Da rollt mein (sehr gut) eigenstartfähiges Segelflugzeug Richtung Paris vom Hof und der Käufer wird sicher ebenso glücklich und zufrieden mit dem Segelflugzeug sein, wie ich es war. Wer jetzt hofft, dass ich etwas Schlechtes zu berichten hätte, dem kann ich nur sagen: es wäre Jammern auf allerhöchstem Niveau und dazu glatt gelogen. Kurz gesagt, ich hätte mir das Modell ohne jedes Zögern wieder gekauft, wenn ich nicht die Antares kennen gelernt hätte.
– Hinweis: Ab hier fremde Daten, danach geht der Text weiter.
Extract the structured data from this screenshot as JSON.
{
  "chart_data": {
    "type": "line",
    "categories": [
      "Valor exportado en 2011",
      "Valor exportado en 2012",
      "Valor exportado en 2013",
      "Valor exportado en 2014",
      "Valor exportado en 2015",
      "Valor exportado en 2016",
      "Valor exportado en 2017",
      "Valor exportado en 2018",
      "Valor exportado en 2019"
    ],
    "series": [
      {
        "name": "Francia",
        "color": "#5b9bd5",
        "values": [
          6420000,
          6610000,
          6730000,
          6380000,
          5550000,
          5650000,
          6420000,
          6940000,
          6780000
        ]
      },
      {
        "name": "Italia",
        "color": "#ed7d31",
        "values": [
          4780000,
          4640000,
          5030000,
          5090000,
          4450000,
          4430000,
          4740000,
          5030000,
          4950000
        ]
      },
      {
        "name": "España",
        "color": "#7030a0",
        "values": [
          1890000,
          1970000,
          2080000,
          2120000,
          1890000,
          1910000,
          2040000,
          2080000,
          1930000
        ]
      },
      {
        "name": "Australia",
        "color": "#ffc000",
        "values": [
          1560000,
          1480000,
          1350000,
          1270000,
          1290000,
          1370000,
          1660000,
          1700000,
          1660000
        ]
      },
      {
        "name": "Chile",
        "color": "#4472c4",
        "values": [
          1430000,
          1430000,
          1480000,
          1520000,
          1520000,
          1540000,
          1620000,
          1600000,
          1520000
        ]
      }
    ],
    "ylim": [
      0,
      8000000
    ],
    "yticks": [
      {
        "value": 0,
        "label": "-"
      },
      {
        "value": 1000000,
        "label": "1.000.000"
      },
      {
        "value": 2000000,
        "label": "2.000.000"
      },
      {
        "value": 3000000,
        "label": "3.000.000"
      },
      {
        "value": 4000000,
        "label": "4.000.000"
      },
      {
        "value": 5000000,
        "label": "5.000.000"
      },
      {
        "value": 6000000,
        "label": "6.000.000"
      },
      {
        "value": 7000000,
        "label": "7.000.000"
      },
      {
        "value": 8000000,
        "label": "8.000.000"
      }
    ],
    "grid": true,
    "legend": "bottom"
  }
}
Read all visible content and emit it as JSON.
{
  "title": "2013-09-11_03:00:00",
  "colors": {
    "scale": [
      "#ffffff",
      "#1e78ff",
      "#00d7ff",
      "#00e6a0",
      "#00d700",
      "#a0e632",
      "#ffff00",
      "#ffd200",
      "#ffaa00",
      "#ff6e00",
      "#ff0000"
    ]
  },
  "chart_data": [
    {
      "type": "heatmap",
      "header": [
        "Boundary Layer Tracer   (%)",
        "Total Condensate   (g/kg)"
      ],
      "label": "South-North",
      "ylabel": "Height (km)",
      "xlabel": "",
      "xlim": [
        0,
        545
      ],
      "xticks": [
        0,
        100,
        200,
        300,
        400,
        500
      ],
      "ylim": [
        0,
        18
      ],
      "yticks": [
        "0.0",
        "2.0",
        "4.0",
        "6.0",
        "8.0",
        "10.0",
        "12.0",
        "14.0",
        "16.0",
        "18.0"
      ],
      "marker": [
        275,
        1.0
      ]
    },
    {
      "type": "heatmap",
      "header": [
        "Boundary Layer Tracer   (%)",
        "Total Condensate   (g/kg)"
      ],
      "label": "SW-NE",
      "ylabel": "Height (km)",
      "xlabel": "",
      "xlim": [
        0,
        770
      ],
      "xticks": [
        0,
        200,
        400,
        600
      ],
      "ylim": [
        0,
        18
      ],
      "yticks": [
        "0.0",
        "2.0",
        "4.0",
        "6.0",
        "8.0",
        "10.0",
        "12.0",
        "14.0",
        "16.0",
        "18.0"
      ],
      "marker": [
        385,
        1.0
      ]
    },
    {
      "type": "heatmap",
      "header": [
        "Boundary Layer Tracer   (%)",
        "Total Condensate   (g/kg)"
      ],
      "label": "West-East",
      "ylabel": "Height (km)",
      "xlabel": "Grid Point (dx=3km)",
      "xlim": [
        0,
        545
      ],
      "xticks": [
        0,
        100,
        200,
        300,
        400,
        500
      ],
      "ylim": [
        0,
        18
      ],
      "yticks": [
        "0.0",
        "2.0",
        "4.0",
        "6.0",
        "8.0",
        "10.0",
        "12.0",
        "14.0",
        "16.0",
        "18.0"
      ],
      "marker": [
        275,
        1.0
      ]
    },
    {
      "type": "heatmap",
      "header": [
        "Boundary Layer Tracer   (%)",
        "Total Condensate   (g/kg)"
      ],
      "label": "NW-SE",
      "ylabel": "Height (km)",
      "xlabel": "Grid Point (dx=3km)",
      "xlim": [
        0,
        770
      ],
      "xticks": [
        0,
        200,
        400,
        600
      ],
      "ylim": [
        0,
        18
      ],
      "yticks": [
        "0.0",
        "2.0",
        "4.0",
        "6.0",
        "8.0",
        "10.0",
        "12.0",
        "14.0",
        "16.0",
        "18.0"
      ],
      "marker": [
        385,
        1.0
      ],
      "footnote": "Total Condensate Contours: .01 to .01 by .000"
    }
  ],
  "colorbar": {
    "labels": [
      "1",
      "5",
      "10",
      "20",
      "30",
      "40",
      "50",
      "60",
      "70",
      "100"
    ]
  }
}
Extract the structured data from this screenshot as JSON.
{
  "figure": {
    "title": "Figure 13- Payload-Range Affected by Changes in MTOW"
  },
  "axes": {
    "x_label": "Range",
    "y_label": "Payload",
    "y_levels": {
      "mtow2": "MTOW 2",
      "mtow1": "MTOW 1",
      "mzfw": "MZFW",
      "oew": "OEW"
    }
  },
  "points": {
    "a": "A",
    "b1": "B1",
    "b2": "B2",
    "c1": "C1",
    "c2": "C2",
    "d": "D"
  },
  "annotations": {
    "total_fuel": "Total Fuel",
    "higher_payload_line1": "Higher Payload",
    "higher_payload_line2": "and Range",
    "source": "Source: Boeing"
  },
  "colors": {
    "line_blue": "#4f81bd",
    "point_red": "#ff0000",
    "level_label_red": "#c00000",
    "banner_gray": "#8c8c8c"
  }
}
Aber einen wirklichen Anlass zur Sorge hatte ich nicht, denn im vergangenen Sommer konnte ich bei einem ausführlichen Probeflug ab Zweibrücken mit einer Antares 20E nur konstatieren, dass es Axel Lange und seiner Mannschaft gelungen ist, tatsächlich etwas in die Luft zu bringen, das dem Optimum für mich sehr nahe kommt. Die Antares ist nicht die Eier legende Wollmilchsau, die die Quirligkeit der 15m-Flieger mit dem Gleitzahlvermögen der eta / concordia unter einen Hut bringt – das wäre doch eine zu verwegene Verkaufspolare. Aber sie ist ein perfekter Kompromiss aus Handling am Boden und Flugleistung in der Luft.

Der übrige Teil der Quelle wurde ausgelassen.